Nuclear Magnetic Resonance (NMR) Overview
NMR is the most versatile spectroscopic tool in science today. The Mag Lab's NMR program supports state-of-the-art facilities and unique capabilities that are available to users pursuing research in solution and solid state NMR, MRI and in vivo magnetic resonance spectroscopy.
Wiring from the 900 MHz magnet. Its 105 mm bore makes this the world's largest NMR magnet.

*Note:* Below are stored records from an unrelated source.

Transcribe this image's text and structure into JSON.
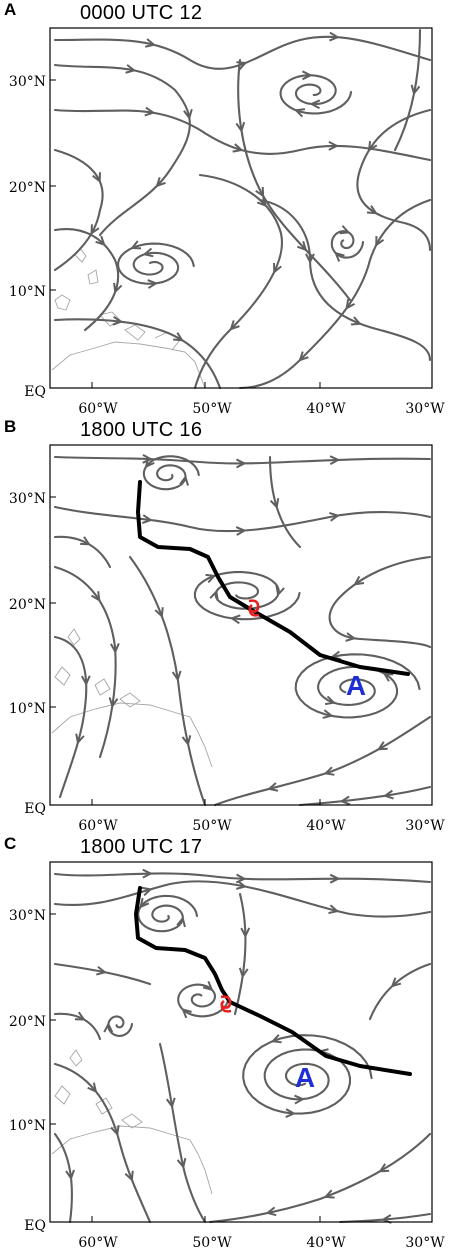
{
  "panels": [
    {
      "letter": "A",
      "time": "0000 UTC 12",
      "anticyclone_label": ""
    },
    {
      "letter": "B",
      "time": "1800 UTC 16",
      "anticyclone_label": "A"
    },
    {
      "letter": "C",
      "time": "1800 UTC 17",
      "anticyclone_label": "A"
    }
  ],
  "axes": {
    "y_ticks": [
      "30°N",
      "20°N",
      "10°N",
      "EQ"
    ],
    "x_ticks": [
      "60°W",
      "50°W",
      "40°W",
      "30°W"
    ]
  },
  "colors": {
    "streamline": "#5f5f5f",
    "track": "#000000",
    "storm_symbol": "#e8201e",
    "anticyclone_label": "#1f2fd6",
    "coastline": "#a6a6a6"
  },
  "icons": {
    "storm": "tropical-storm-icon",
    "arrow": "streamline-arrow-icon"
  }
}
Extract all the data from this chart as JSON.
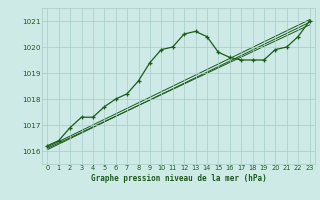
{
  "title": "Graphe pression niveau de la mer (hPa)",
  "bg_color": "#ceeae7",
  "grid_color": "#a8ccc8",
  "line_color": "#1a5c1a",
  "xlim": [
    -0.5,
    23.5
  ],
  "ylim": [
    1015.5,
    1021.5
  ],
  "yticks": [
    1016,
    1017,
    1018,
    1019,
    1020,
    1021
  ],
  "xticks": [
    0,
    1,
    2,
    3,
    4,
    5,
    6,
    7,
    8,
    9,
    10,
    11,
    12,
    13,
    14,
    15,
    16,
    17,
    18,
    19,
    20,
    21,
    22,
    23
  ],
  "series1": [
    1016.2,
    1016.4,
    1016.9,
    1017.3,
    1017.3,
    1017.7,
    1018.0,
    1018.2,
    1018.7,
    1019.4,
    1019.9,
    1020.0,
    1020.5,
    1020.6,
    1020.4,
    1019.8,
    1019.6,
    1019.5,
    1019.5,
    1019.5,
    1019.9,
    1020.0,
    1020.4,
    1021.0
  ],
  "line2": [
    [
      0,
      23
    ],
    [
      1016.1,
      1020.85
    ]
  ],
  "line3": [
    [
      0,
      23
    ],
    [
      1016.05,
      1020.95
    ]
  ],
  "line4": [
    [
      0,
      23
    ],
    [
      1016.15,
      1021.05
    ]
  ]
}
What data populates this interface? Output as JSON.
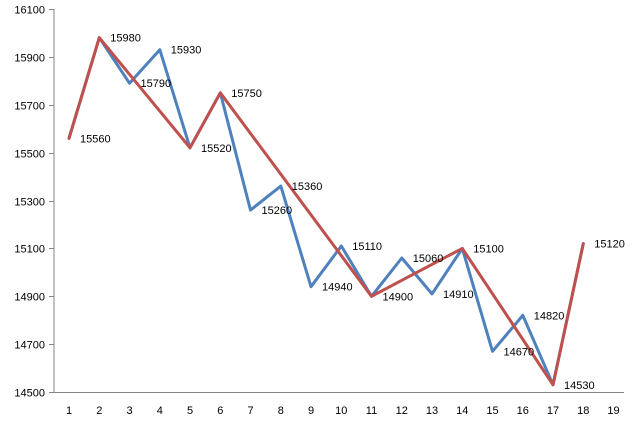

This program is a joint effort between Mag Lab sites in Tallahassee and Gainesville through collaboration with the Advanced Magnetic Resonance Imaging and Spectroscopy (AMRIS) program in the McKnight Brain Institute at the University of Florida. The program has a mission to develop technology, methodology and applications at the highest magnetic fields through both in-house and external user activities. This is a very broad mission in solution and solid-state NMR spectroscopy as well as imaging and diffusion measurements. Both locations have experienced staff, including research faculty, engineers, and technicians spanning these disciplines who are available to facilitate user activities on a wide range of unique instrumentation and to develop novel experiments and new instrumentation.
The Magnet Lab also has a Condensed Matter NMR program that investigates, among other things, field-driven phenomena and phase transitions.